En contraste, las operaciones en efectivo y en especie, junto con las “money orders”, apenas aportaron el 0,7% y el 0,2% del total, respectivamente, al alcanzar montos de 463 y 131 millones de dólares (391 y 110 millones de euros).
De forma paralela, las salidas de remesas desde México ascendieron a 1.183 millones de dólares (1.001 millones de euros), lo que representa una disminución del 9,6% frente al registro del año anterior.
Si se observa el comportamiento de diciembre, los ingresos de remesas procedentes del extranjero avanzaron un 1,9%, hasta los 5.322 millones de dólares (4.504 millones de euros).

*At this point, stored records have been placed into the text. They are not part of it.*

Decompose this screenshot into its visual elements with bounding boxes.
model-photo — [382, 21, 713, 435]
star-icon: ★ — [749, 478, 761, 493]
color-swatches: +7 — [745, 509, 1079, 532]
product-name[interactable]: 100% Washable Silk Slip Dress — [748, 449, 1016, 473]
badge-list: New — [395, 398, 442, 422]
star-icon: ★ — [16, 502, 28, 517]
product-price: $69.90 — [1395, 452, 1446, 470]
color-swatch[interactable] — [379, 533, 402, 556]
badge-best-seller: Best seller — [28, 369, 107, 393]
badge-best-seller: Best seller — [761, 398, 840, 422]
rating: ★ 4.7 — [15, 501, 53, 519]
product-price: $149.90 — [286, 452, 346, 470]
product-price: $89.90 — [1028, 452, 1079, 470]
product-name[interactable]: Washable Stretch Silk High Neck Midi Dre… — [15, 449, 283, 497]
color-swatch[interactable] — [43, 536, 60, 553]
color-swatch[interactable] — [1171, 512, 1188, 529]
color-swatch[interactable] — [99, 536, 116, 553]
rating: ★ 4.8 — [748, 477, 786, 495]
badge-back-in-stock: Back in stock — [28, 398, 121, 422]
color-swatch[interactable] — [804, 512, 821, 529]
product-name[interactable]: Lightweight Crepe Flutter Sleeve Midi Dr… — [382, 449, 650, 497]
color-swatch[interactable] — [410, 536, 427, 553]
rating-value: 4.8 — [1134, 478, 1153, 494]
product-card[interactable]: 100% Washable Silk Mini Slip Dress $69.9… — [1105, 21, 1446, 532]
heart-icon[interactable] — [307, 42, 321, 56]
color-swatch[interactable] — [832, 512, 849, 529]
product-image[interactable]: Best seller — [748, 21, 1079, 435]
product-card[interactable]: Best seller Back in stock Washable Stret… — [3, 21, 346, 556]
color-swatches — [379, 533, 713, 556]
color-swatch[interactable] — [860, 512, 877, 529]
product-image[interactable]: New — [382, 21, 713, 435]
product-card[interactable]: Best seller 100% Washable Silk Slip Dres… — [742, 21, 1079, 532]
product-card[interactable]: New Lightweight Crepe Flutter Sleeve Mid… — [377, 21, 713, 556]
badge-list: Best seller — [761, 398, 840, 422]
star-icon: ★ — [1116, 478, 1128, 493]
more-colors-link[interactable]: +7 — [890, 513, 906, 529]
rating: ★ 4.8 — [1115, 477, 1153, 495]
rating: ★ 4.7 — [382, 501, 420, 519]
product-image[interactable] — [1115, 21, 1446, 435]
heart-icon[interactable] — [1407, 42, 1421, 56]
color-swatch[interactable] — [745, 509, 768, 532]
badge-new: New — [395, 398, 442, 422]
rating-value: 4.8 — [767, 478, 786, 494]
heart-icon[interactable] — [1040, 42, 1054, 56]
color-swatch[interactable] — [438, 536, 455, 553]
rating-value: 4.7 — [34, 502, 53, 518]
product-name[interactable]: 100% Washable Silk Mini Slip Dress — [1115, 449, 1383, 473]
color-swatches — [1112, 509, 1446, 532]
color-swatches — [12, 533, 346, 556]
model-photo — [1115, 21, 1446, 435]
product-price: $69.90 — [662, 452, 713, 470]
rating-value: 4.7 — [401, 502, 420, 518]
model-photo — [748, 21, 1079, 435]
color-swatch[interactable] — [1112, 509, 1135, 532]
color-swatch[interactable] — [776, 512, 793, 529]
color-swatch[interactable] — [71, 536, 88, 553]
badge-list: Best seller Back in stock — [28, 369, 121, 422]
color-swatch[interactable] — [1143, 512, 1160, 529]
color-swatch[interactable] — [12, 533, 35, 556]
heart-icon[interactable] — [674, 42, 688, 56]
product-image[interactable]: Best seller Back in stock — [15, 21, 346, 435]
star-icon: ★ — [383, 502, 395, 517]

Al mismo tiempo, las remesas enviadas por residentes en México hacia otros países aumentaron un 9,4% interanual, hasta los 122 millones de dólares (103 millones de euros).
Con estos movimientos, el saldo neto de la cuenta de remesas en México en 2025 se situó en 60.608 millones de dólares (51.300 millones de euros), lo que supone una reducción anual del 4,5% frente al ejercicio precedente.
México se convirtió en el único país de América Latina y el Caribe que registró una bajada de remesas, del 5,6%, en el primer semestre de 2025, coincidiendo con el arranque del mandato del nuevo presidente estadounidense, Donald Trump. En contraste, otras economías de la región anotaron incrementos de doble dígito, como Honduras (25,3%), El Salvador (17,9%) o Colombia (13,9%).